La mondialisation s’est renforcée, confirmant la violence de ses effets contre lesquels nous nous insurgions. Elle est organisée et structurée, cela ne fait aucun doute. Elle est portée par des institutions internationales établies, des politiques étatiques complaisantes, voire complices, ainsi qu’un arsenal d’accords multilatéraux et bilatéraux. Elle s’appuie sur une idéologie rodée aux relais multiples dans les milieux politiques, économiques et de la société
civile, prenant des allures de force irrésistible. La gauche a pourtant la responsabilité de ne pas céder. Pour s’opposer à cette mondialisation, nous n’avons pas d’autre choix que de proposer une alternative internationaliste, qui se hisse à la hauteur des enjeux. Or, depuis le début des années 1990 et l’effondrement du bloc soviétique, cette alternative peine à se préciser, faute d’une idéologie forte sur laquelle s’appuyer. Pire encore, elle est menacée par le piège du paternalisme sexiste et colonial qui aujourd’hui encore corrompt trop d’initiatives portées par la gauche du Nord dans ses rapports avec le Sud.
L’altermondialisme, qui a vécu ses heures de gloire avec le soutien de la gauche au pouvoir au Brésil, au Venezuela ou en Bolivie, ne semble plus certain de sa propre pertinence. Résigné.e.s, de plus en plus de militantes et de militants prônent désormais la démondialisation. Ils et elles préconisent, à juste titre, l’économie locale et circulaire, le renouvellement de la démocratie à travers la délibération à petite échelle. Malheureusement, comme le montre brillamment Maïka Sondarjee, ce réflexe de repli sur soi pour repenser une société locale idéale s’avère très insatisfaisant, voire impuissant, pour fonder un nouvel ordre mondial structuré autour de la solidarité internationale. Cette solidarité est pourtant essentielle d’un point de vue stratégique et tactique pour contrer la crise climatique, mettre un terme à l’évasion fiscale ou encore éviter la concurrence fiscale entre États.
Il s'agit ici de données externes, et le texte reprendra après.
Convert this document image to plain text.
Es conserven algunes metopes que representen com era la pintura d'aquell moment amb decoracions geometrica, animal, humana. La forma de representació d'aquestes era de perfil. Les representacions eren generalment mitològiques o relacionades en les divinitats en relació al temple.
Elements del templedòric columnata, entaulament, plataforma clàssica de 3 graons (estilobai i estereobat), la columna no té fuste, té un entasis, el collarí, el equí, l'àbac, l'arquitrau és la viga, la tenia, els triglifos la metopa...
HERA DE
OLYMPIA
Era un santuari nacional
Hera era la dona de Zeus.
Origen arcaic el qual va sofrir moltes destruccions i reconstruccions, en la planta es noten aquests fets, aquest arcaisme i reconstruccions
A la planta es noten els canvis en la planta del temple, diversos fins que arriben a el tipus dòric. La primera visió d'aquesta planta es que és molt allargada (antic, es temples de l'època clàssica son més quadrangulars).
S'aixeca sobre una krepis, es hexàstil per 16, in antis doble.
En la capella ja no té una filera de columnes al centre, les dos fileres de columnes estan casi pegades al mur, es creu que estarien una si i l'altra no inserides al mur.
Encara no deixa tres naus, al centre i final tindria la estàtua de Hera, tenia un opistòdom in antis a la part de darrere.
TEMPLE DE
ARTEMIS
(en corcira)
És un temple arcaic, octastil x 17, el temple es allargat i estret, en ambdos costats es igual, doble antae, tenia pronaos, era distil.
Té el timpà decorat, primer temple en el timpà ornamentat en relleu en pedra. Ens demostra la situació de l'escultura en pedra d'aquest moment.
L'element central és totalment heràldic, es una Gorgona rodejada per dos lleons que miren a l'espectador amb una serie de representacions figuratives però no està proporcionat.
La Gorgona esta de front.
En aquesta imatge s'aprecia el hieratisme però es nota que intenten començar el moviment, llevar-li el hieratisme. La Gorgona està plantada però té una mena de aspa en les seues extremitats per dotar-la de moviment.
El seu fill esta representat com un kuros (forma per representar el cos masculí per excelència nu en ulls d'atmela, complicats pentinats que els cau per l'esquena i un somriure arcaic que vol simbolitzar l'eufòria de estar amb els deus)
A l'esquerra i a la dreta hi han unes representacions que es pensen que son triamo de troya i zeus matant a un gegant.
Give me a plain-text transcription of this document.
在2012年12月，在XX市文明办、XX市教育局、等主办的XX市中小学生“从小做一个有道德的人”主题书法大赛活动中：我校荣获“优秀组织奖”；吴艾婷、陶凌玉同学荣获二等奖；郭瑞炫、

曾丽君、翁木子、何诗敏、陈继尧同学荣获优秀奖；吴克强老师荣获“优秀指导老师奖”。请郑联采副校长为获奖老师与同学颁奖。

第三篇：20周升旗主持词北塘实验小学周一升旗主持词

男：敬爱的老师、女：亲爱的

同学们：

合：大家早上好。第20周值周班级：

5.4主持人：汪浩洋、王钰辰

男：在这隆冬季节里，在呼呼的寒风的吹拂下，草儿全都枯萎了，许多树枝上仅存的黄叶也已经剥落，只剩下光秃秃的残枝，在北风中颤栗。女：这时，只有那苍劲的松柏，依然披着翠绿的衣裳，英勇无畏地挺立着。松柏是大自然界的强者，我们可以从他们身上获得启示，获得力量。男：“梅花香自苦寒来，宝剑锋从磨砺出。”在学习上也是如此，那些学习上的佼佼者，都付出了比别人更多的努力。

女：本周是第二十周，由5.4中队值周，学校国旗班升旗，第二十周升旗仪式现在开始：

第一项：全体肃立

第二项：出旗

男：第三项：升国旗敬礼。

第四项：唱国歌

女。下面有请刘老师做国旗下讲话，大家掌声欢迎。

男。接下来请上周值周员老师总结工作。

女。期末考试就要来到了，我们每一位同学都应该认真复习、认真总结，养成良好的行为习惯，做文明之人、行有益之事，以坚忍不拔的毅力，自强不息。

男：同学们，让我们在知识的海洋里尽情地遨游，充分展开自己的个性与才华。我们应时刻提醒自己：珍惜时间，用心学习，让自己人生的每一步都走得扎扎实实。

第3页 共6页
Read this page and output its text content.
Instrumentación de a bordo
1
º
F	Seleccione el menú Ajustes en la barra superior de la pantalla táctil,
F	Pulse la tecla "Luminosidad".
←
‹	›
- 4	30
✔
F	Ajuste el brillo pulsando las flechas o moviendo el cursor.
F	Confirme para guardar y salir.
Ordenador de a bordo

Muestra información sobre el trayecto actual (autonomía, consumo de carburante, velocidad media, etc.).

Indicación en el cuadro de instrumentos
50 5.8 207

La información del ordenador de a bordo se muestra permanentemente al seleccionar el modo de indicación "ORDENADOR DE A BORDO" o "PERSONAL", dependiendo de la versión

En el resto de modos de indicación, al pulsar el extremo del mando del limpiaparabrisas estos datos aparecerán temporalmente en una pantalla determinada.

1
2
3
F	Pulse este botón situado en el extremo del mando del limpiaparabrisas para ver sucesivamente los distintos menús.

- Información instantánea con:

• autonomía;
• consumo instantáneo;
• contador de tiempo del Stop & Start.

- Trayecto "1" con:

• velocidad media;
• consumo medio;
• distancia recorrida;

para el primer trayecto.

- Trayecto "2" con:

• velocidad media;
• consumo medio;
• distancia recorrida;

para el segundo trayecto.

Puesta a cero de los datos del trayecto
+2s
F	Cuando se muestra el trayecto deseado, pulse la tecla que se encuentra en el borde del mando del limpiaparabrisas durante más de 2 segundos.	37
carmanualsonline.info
Elle est également nécessaire pour des raisons morales et éthiques qui renvoient aux fondements mêmes des principes de gauche.
À ces écueils qui minent les avenues jusqu’ici explorées par la gauche, vient s’ajouter le fait que la droite identitaire se réapproprie les thèmes anti-mondialisation en se faisant le héraut du protectionnisme. Cette droite que l’économiste Thomas Piketty qualifie à juste titre de social-nativiste va même, une fois au pouvoir, jusqu’à associer à la remise en cause des accords de libre-échange la mise en place de certaines politiques sociales, renforçant les difficultés de la gauche à être audible auprès des groupes qu’elle entend défendre et représenter.
Dans un tel contexte, nous avons la tâche colossale de repenser une gauche internationaliste axée sur la solidarité Nord-Sud. Comme le montre avec force cet ouvrage, il ne s’agit pas d’une option à explorer, mais plutôt d’un impératif. La gauche est internationaliste ou n’est pas. La gauche sera internationaliste ou ne sera pas.
Face à une gauche qui se cherche encore et à un ordre mondial néolibéral d’apparence inébranlable, il y a pourtant matière à espérer. En effet, les équilibres politiques construits depuis les années 1960 sont en train de voler en éclats. Le rejet des élites politiques qui nous gouvernent depuis un demi-siècle est généralisé en Occident et les pouvoirs majoritairement autoritaires sont de plus en plus contestés dans les anciennes colonies. Les équilibres mondiaux sont aussi en mutation : l’hégémonie économique des États-Unis d’Amérique et de l’Europe de l’Ouest a laissé place à un monde multipolaire où cohabitent plusieurs puissances dont la Chine, l’Inde, la Russie, le Brésil ou la Turquie.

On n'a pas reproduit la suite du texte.